Friday 22 August 2008

The Knights In The News Monday 4th August

Camargue horses in the field down the road

In order to catch a cool breeze through the car windows, we went for a drive via the municipal tip and dropped off the first batch of rubbish before we set out with the loaded trailer tomorrow afternoon. Timing is everything here and having come from a country where everything is open by 9am and never closes until at least 8.30 in the evening, seven days a week, we are having to work out Mondays, lunch times and weekends. The French government have implemented a system whereby the citizens of France can only work a maximum of 38 hours a week, and in most cases it is less. This certainly makes for a lot more jobs being available, but it also plays havoc with opening times, and the “au noir” business is booming.


Having got rid of the first batch of rubbish, we rambled on around the small country lanes of Beaulieu and then crossed the main road and wound our way down through St Christol until we found ourselves in the tiny village of Veragues where we spotted signs leading to the Chateau de Pouget. The signs were small and elegant and the Chateau peeping from behind the trees was obviously large and imposing. However, it was also firmly closed behind extremely high wrought iron gates. Slightly disappointed, we were turning around in the big carpark and beginning our retreat when a young man accompanied by two rather large dogs appeared in the courtyard. He was dressed very simply in merely a pair of swimming shorts, and he was polite but firm.


The Chateau was only available for people hiring it for wedding receptions or other types of entertaining, and although there were plans in the future to open it to the general public, this would not happen any time soon. I took at stab at the language and asked “Quelle age” to which I got the response “parts of it are from the 11th Century and the more modern parts are from the 12th”. I was still busy working out the numbers in French and missed the bit where he casually mentioned that it belonged to the Knights Templar. As we drove away, I quizzed Jean on the last comment.

“Did it BELONG to them or had it BELONGED to them?” I asked, but he was vague and told me to ask Uncle Google. I had visions of Tom Hanks working his magic around the dungeons in search of the Holy Grail, but there was no way that we were going to get the other side of those imposing gates without a wedding party in tow.

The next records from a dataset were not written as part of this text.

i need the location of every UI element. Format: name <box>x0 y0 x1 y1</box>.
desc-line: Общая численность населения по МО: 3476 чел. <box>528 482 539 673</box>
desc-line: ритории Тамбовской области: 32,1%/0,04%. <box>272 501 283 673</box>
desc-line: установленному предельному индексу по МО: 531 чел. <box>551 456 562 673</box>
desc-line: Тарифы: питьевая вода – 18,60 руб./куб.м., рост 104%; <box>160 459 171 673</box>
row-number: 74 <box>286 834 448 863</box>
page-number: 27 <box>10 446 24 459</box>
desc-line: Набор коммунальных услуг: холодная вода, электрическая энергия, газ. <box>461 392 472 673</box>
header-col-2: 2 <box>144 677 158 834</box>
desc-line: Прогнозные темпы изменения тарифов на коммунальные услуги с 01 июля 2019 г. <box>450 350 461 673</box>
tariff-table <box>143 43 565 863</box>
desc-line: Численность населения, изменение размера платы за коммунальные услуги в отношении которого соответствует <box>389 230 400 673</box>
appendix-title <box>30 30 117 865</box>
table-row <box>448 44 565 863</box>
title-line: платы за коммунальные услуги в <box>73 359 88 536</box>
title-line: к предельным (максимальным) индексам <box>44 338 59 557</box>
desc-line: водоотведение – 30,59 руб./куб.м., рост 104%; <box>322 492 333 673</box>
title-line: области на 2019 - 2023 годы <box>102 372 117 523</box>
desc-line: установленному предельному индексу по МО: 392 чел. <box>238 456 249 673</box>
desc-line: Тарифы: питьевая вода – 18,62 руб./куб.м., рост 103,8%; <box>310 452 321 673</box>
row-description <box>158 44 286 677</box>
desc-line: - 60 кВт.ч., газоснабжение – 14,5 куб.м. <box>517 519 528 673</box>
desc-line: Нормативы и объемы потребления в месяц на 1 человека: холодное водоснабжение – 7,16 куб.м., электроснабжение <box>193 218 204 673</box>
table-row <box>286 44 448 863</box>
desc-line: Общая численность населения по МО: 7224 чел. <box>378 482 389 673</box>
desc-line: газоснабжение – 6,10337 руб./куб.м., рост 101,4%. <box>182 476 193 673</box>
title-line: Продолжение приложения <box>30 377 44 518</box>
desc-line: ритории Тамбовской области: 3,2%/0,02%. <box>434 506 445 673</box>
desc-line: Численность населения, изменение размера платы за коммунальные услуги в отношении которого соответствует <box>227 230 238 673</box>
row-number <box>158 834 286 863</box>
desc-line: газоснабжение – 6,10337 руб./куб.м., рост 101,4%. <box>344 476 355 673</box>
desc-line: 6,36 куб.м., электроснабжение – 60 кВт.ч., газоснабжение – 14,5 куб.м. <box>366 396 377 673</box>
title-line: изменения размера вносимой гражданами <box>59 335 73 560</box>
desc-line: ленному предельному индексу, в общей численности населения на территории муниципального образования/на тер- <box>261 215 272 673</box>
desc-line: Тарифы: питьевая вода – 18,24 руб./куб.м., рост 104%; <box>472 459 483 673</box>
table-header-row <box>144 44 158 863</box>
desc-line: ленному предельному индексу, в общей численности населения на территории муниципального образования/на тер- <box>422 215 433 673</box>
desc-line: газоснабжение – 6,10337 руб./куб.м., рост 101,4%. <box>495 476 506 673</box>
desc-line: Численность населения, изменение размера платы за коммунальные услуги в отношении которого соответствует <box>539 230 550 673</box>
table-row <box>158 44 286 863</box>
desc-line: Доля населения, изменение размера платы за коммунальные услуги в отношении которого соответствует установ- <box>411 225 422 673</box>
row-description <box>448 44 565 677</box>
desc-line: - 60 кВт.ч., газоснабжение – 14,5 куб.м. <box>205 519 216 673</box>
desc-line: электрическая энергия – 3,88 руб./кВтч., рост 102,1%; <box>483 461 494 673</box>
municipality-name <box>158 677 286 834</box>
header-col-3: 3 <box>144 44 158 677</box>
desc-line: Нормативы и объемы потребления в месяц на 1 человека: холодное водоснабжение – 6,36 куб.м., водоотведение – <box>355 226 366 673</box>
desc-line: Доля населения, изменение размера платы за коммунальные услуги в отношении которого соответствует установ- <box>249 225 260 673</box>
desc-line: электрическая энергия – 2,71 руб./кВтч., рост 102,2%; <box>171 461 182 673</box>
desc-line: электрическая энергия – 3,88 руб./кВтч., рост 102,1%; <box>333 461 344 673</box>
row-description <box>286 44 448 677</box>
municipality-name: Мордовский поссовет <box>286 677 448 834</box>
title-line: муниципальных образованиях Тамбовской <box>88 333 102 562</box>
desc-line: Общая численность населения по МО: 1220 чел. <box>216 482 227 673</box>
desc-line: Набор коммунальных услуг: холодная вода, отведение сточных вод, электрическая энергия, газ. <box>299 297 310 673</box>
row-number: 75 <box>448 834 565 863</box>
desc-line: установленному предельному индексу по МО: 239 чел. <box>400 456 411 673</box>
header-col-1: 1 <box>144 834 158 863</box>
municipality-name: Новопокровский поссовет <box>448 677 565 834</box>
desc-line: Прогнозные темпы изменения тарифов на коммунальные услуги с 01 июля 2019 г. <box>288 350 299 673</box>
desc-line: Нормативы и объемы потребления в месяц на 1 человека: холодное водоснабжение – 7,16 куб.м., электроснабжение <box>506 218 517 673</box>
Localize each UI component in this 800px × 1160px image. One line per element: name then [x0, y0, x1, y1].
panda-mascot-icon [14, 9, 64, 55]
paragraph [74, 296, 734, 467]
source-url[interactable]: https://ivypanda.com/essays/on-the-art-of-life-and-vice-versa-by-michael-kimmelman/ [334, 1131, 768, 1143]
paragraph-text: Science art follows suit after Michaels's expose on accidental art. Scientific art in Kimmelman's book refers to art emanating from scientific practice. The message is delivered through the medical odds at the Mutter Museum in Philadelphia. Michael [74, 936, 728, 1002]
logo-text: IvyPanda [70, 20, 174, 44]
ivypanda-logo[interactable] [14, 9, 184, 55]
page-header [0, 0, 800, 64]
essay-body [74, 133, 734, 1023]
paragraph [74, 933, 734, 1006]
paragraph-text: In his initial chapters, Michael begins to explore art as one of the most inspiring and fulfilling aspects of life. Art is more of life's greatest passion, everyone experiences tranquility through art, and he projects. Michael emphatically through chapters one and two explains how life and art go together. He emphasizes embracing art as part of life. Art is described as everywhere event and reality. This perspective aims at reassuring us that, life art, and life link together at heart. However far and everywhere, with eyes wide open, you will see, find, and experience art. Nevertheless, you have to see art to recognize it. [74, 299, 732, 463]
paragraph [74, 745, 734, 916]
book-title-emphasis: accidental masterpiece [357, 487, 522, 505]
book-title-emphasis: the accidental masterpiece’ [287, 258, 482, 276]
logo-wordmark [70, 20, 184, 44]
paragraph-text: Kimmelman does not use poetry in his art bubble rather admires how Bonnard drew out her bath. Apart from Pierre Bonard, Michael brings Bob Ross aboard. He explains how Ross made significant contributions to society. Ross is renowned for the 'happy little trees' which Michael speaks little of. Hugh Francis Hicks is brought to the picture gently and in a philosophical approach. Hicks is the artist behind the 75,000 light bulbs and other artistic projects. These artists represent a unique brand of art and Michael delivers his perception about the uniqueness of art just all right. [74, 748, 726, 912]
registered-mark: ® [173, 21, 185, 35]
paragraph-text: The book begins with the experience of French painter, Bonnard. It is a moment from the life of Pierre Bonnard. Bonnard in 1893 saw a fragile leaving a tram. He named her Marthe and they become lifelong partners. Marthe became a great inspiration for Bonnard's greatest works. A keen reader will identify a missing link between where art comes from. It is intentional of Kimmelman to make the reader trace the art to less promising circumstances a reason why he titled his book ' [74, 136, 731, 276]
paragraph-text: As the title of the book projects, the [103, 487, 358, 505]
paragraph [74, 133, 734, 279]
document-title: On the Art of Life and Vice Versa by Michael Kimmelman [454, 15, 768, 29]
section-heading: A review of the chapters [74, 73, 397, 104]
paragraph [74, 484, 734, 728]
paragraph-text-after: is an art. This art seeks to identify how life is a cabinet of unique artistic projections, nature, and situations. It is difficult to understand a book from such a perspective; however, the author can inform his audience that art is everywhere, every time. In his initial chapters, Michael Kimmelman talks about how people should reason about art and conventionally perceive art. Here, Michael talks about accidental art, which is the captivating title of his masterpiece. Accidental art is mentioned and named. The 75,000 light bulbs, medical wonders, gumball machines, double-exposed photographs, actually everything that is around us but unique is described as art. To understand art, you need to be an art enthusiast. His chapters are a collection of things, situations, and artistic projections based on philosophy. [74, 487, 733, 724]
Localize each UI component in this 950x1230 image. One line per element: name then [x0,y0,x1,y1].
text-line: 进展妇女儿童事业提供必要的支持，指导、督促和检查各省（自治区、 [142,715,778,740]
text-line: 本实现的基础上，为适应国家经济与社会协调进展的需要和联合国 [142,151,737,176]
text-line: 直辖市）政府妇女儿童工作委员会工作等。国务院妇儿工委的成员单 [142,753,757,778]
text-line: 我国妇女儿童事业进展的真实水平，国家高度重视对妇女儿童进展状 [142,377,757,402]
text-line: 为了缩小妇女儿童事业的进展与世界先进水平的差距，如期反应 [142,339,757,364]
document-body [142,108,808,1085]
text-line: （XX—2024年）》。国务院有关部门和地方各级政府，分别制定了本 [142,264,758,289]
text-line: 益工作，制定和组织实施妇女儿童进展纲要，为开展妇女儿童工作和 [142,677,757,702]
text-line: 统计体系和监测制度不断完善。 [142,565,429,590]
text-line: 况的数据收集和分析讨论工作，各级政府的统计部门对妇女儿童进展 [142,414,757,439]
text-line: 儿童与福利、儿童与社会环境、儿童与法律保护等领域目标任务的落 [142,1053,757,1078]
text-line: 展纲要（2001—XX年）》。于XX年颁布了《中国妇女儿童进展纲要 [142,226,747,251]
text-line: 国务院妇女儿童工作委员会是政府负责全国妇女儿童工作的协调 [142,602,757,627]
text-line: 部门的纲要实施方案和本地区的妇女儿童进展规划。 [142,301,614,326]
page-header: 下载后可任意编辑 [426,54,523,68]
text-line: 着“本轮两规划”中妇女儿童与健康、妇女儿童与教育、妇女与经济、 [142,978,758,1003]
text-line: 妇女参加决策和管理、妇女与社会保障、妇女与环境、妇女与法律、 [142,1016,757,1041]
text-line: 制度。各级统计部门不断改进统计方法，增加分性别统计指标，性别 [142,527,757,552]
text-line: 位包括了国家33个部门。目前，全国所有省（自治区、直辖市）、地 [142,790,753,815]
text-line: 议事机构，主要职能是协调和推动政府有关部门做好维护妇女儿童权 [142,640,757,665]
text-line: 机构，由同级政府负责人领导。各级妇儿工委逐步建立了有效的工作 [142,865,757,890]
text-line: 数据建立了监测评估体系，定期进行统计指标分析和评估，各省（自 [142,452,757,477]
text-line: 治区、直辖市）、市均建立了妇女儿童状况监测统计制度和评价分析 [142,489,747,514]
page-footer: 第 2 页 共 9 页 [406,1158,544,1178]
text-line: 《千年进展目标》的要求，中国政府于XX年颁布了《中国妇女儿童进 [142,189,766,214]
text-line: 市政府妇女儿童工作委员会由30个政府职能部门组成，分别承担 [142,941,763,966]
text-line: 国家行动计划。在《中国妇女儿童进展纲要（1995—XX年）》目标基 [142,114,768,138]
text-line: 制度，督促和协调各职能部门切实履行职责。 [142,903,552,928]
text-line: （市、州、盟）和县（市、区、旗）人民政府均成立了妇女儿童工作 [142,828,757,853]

The reason that this caught my interest was that while lying prone in the easy chair on the stoep, reading my copy of the Daily Telegraph, I happened to spot an article describing how the Knights Templar of Spain were bringing a legal suite against the Catholic Church asking for compensation for the 100 Billion Euros that had been taken from them during the 11th and 12th century. This sounded like an astoundingly large bill for anyone, and taking into account he amount that the church is being sued for in the States at present from the victims of abuse by priests of the church, I really felt that shares in the Catholic Church could be taking quite a dip right now. I look forward to being back on line and I can find out more about the Chateau, and deduce whether the nice young man who appeared from nowhere and who answered our questions, in fact wears sack cloth and ashes and a black hooded robe and walks the battlements at night accompanied by his two large dogs.